Missouri commercial real estate developers may wonder if the growth in the market will continue. While experts predict that it will likely not be as rapid as it has been, it shows signs of being sustainable over the long term. One factor driving this growth is an increase in jobs, and this means low vacancy, higher rents and higher purchasing prices.
The vacancy rates for apartments reached historic lows earlier in 2016 and is expected to remain near that point. In industrial, office and retail sectors, it is expected that vacancy rates will continue to fall. However, there will be a slowdown in commercial real estate transaction volume of around 21 percent. While it reached a post-recession high in 2015 of $545 billion, by 2018, it will drop to $428 billion.
Commercial mortgage-backed securities will also decrease from a total issuance of $101 billion in 2015 to $70 billion by the end of 2016. However, it is expected to turn around and climb to $90 billion in 2018. Pricing in commercial real estate is set to decline well below the 5.7 percent average growth rate. Decreasing to 5 percent in 2016, it is expected to reach 2.5 percent in 2018. REIT equity market returns and REIT earnings are expected to grow.

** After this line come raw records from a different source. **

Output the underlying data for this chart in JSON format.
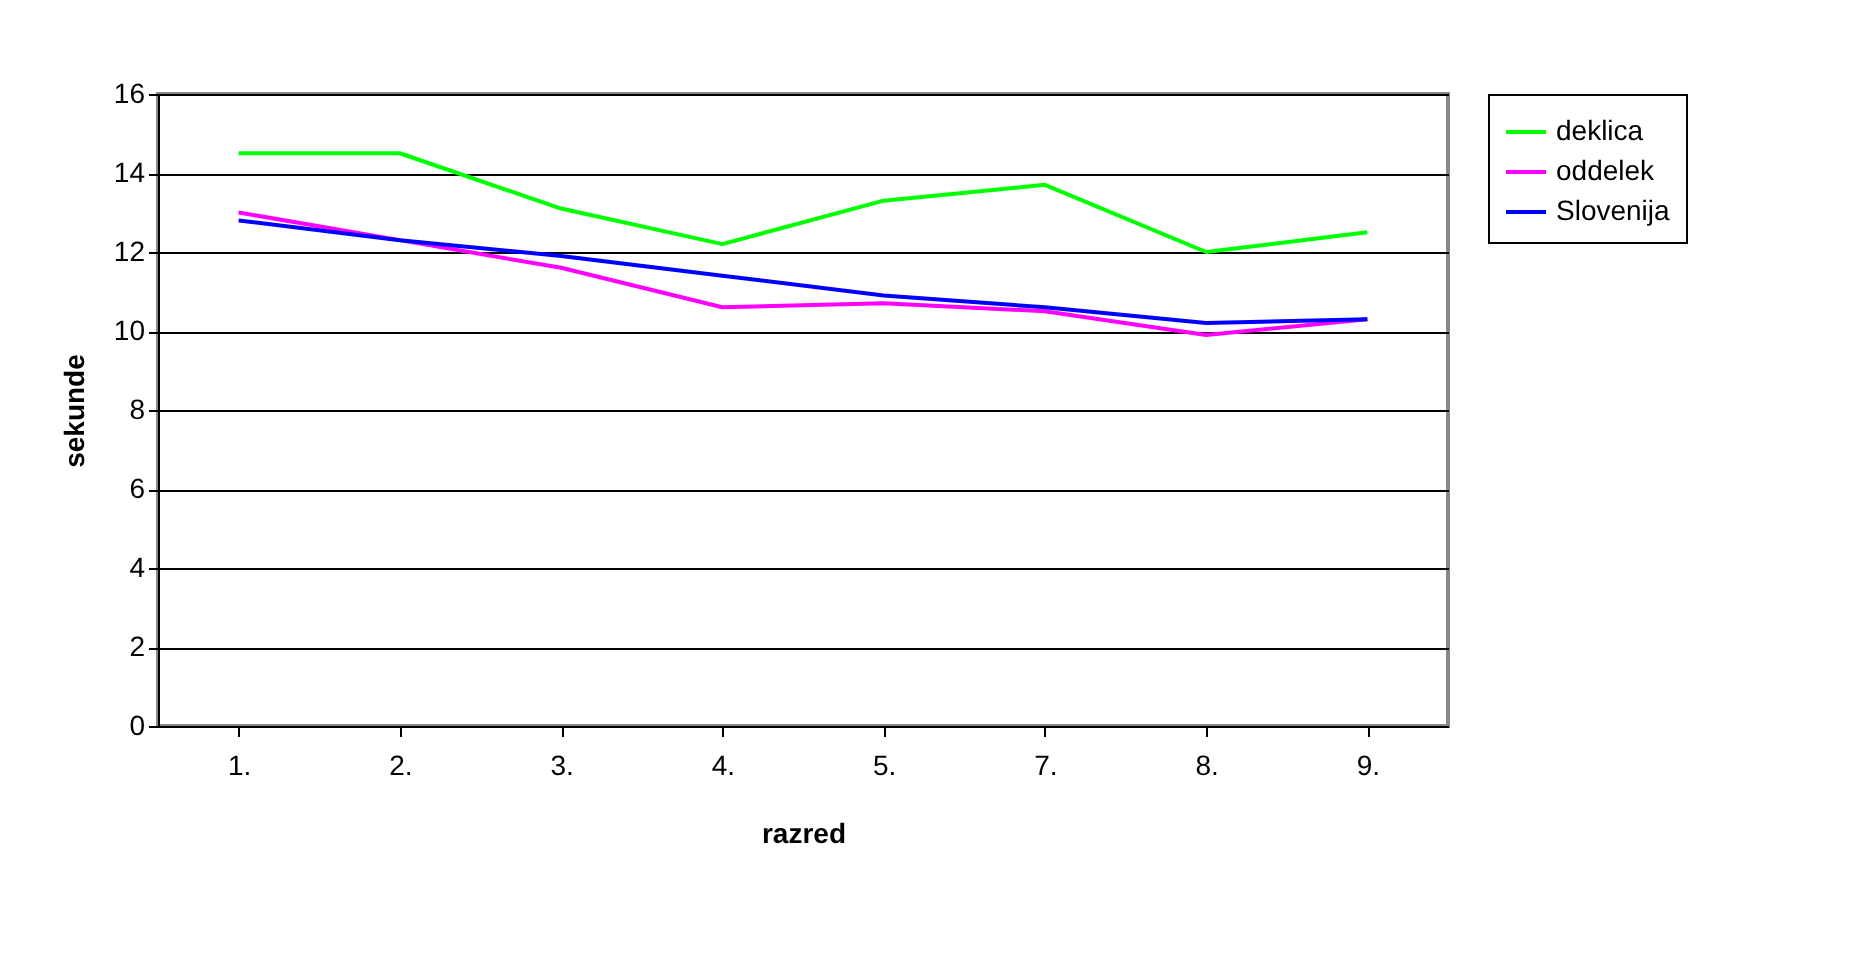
{
  "chart_data": {
    "type": "line",
    "xlabel": "razred",
    "ylabel": "sekunde",
    "categories": [
      "1.",
      "2.",
      "3.",
      "4.",
      "5.",
      "7.",
      "8.",
      "9."
    ],
    "series": [
      {
        "name": "deklica",
        "color": "#00ff00",
        "values": [
          14.5,
          14.5,
          13.1,
          12.2,
          13.3,
          13.7,
          12.0,
          12.5
        ]
      },
      {
        "name": "oddelek",
        "color": "#ff00ff",
        "values": [
          13.0,
          12.3,
          11.6,
          10.6,
          10.7,
          10.5,
          9.9,
          10.3
        ]
      },
      {
        "name": "Slovenija",
        "color": "#0000ff",
        "values": [
          12.8,
          12.3,
          11.9,
          11.4,
          10.9,
          10.6,
          10.2,
          10.3
        ]
      }
    ],
    "ylim": [
      0,
      16
    ],
    "yticks": [
      0,
      2,
      4,
      6,
      8,
      10,
      12,
      14,
      16
    ],
    "grid": "y",
    "legend": "right",
    "marker": "none",
    "line_style": "solid"
  }
}
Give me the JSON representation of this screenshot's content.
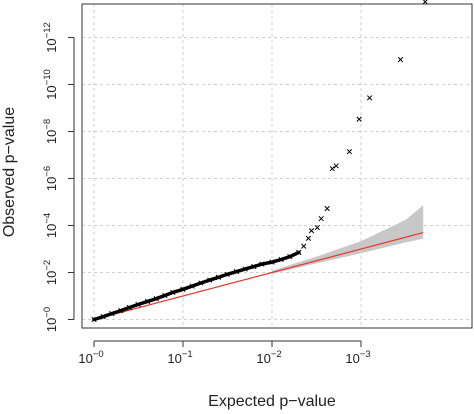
{
  "chart_data": {
    "type": "scatter",
    "title": "",
    "xlabel": "Expected p−value",
    "ylabel": "Observed p−value",
    "x_scale": "log10, reversed (-log10 p)",
    "y_scale": "log10 (-log10 p)",
    "xlim": [
      1,
      0.0002
    ],
    "ylim": [
      1,
      1e-13
    ],
    "grid": true,
    "x_ticks": [
      {
        "base": "10",
        "exp": "−0",
        "value": 1
      },
      {
        "base": "10",
        "exp": "−1",
        "value": 0.1
      },
      {
        "base": "10",
        "exp": "−2",
        "value": 0.01
      },
      {
        "base": "10",
        "exp": "−3",
        "value": 0.001
      }
    ],
    "y_ticks": [
      {
        "base": "10",
        "exp": "−0",
        "value": 1
      },
      {
        "base": "10",
        "exp": "−2",
        "value": 0.01
      },
      {
        "base": "10",
        "exp": "−4",
        "value": 0.0001
      },
      {
        "base": "10",
        "exp": "−6",
        "value": 1e-06
      },
      {
        "base": "10",
        "exp": "−8",
        "value": 1e-08
      },
      {
        "base": "10",
        "exp": "−10",
        "value": 1e-10
      },
      {
        "base": "10",
        "exp": "−12",
        "value": 1e-12
      }
    ],
    "series": [
      {
        "marker": "x",
        "color": "#000000",
        "points": [
          {
            "x": 1.0,
            "y": 1.0
          },
          {
            "x": 0.79,
            "y": 0.76
          },
          {
            "x": 0.63,
            "y": 0.56
          },
          {
            "x": 0.5,
            "y": 0.42
          },
          {
            "x": 0.4,
            "y": 0.31
          },
          {
            "x": 0.32,
            "y": 0.23
          },
          {
            "x": 0.25,
            "y": 0.17
          },
          {
            "x": 0.2,
            "y": 0.13
          },
          {
            "x": 0.16,
            "y": 0.095
          },
          {
            "x": 0.13,
            "y": 0.07
          },
          {
            "x": 0.1,
            "y": 0.052
          },
          {
            "x": 0.079,
            "y": 0.038
          },
          {
            "x": 0.063,
            "y": 0.028
          },
          {
            "x": 0.05,
            "y": 0.021
          },
          {
            "x": 0.04,
            "y": 0.016
          },
          {
            "x": 0.032,
            "y": 0.012
          },
          {
            "x": 0.025,
            "y": 0.0092
          },
          {
            "x": 0.02,
            "y": 0.0071
          },
          {
            "x": 0.016,
            "y": 0.0056
          },
          {
            "x": 0.013,
            "y": 0.0044
          },
          {
            "x": 0.01,
            "y": 0.0036
          },
          {
            "x": 0.0079,
            "y": 0.0028
          },
          {
            "x": 0.0063,
            "y": 0.0021
          },
          {
            "x": 0.005,
            "y": 0.0014
          },
          {
            "x": 0.0044,
            "y": 0.00076
          },
          {
            "x": 0.0039,
            "y": 0.00035
          },
          {
            "x": 0.0036,
            "y": 0.000166
          },
          {
            "x": 0.0031,
            "y": 0.000123
          },
          {
            "x": 0.0028,
            "y": 5.1e-05
          },
          {
            "x": 0.0024,
            "y": 1.9e-05
          },
          {
            "x": 0.0021,
            "y": 3.8e-07
          },
          {
            "x": 0.0019,
            "y": 2.9e-07
          },
          {
            "x": 0.00135,
            "y": 7.2e-08
          },
          {
            "x": 0.00105,
            "y": 3e-09
          },
          {
            "x": 0.0008,
            "y": 3.7e-10
          },
          {
            "x": 0.00036,
            "y": 8.7e-12
          },
          {
            "x": 0.00019,
            "y": 3e-14
          }
        ]
      }
    ],
    "reference_line": {
      "type": "y=x",
      "color": "#e8342a"
    },
    "confidence_band": {
      "color": "#c8c8c8",
      "from_x": 0.01,
      "upper_y": [
        {
          "x": 0.01,
          "y": 0.0083
        },
        {
          "x": 0.00316,
          "y": 0.0021
        },
        {
          "x": 0.001,
          "y": 0.00046
        },
        {
          "x": 0.000316,
          "y": 5.75e-05
        },
        {
          "x": 0.0002,
          "y": 1.38e-05
        }
      ],
      "lower_y": [
        {
          "x": 0.01,
          "y": 0.0115
        },
        {
          "x": 0.00316,
          "y": 0.0041
        },
        {
          "x": 0.001,
          "y": 0.00151
        },
        {
          "x": 0.000316,
          "y": 0.000531
        },
        {
          "x": 0.0002,
          "y": 0.000363
        }
      ]
    }
  }
}
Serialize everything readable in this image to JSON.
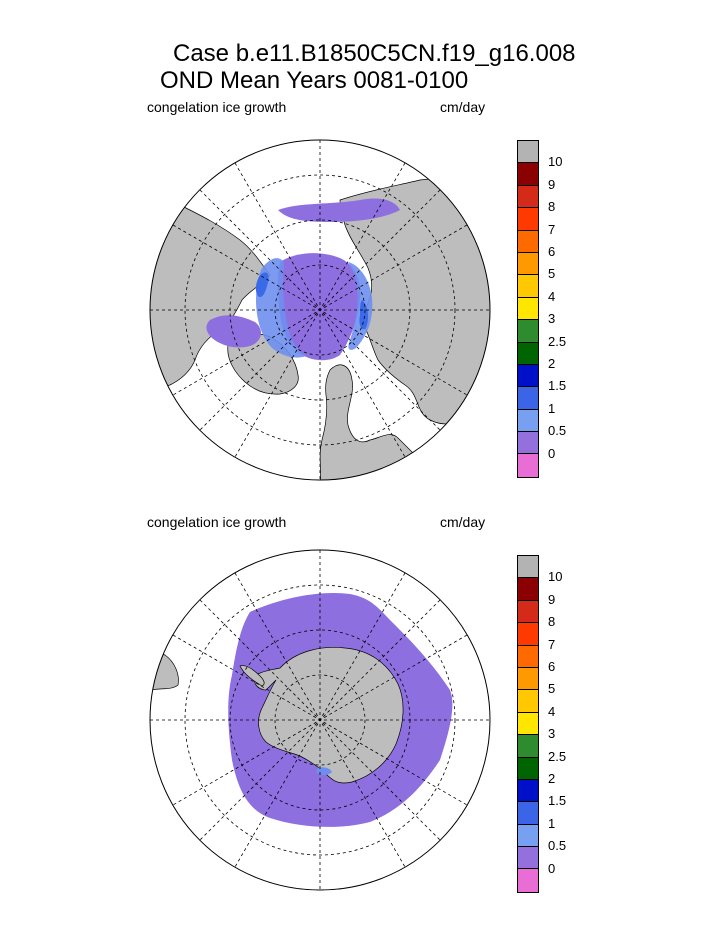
{
  "title": {
    "line1": "Case b.e11.B1850C5CN.f19_g16.008",
    "line2": "OND Mean   Years 0081-0100"
  },
  "colors": {
    "land": "#bdbdbd",
    "ice_low": "#8e6fe0",
    "ice_mid": "#6f8ff0",
    "ice_high": "#3b6ae8"
  },
  "panels": [
    {
      "hemisphere": "north",
      "variable": "congelation ice growth",
      "units": "cm/day",
      "colorbar": {
        "colors": [
          "#b3b3b3",
          "#8b0000",
          "#d42a1a",
          "#ff3a00",
          "#ff6a00",
          "#ff9900",
          "#ffc800",
          "#ffe600",
          "#2e8b2e",
          "#006400",
          "#0010c8",
          "#3c64e6",
          "#78a0f0",
          "#9370db",
          "#e86ed6"
        ],
        "labels": [
          "10",
          "9",
          "8",
          "7",
          "6",
          "5",
          "4",
          "3",
          "2.5",
          "2",
          "1.5",
          "1",
          "0.5",
          "0"
        ]
      }
    },
    {
      "hemisphere": "south",
      "variable": "congelation ice growth",
      "units": "cm/day",
      "colorbar": {
        "colors": [
          "#b3b3b3",
          "#8b0000",
          "#d42a1a",
          "#ff3a00",
          "#ff6a00",
          "#ff9900",
          "#ffc800",
          "#ffe600",
          "#2e8b2e",
          "#006400",
          "#0010c8",
          "#3c64e6",
          "#78a0f0",
          "#9370db",
          "#e86ed6"
        ],
        "labels": [
          "10",
          "9",
          "8",
          "7",
          "6",
          "5",
          "4",
          "3",
          "2.5",
          "2",
          "1.5",
          "1",
          "0.5",
          "0"
        ]
      }
    }
  ]
}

The relative health of the commercial real estate market may prompt developers to increase their output. They might want to work with an attorney on issues such as seeking sources for commercial mortgages. Attorneys can point out that, while some banks have exited the market due to regulatory pressures, the appetite of hedge funds and other institutional investors to lend money to good projects remains healthy.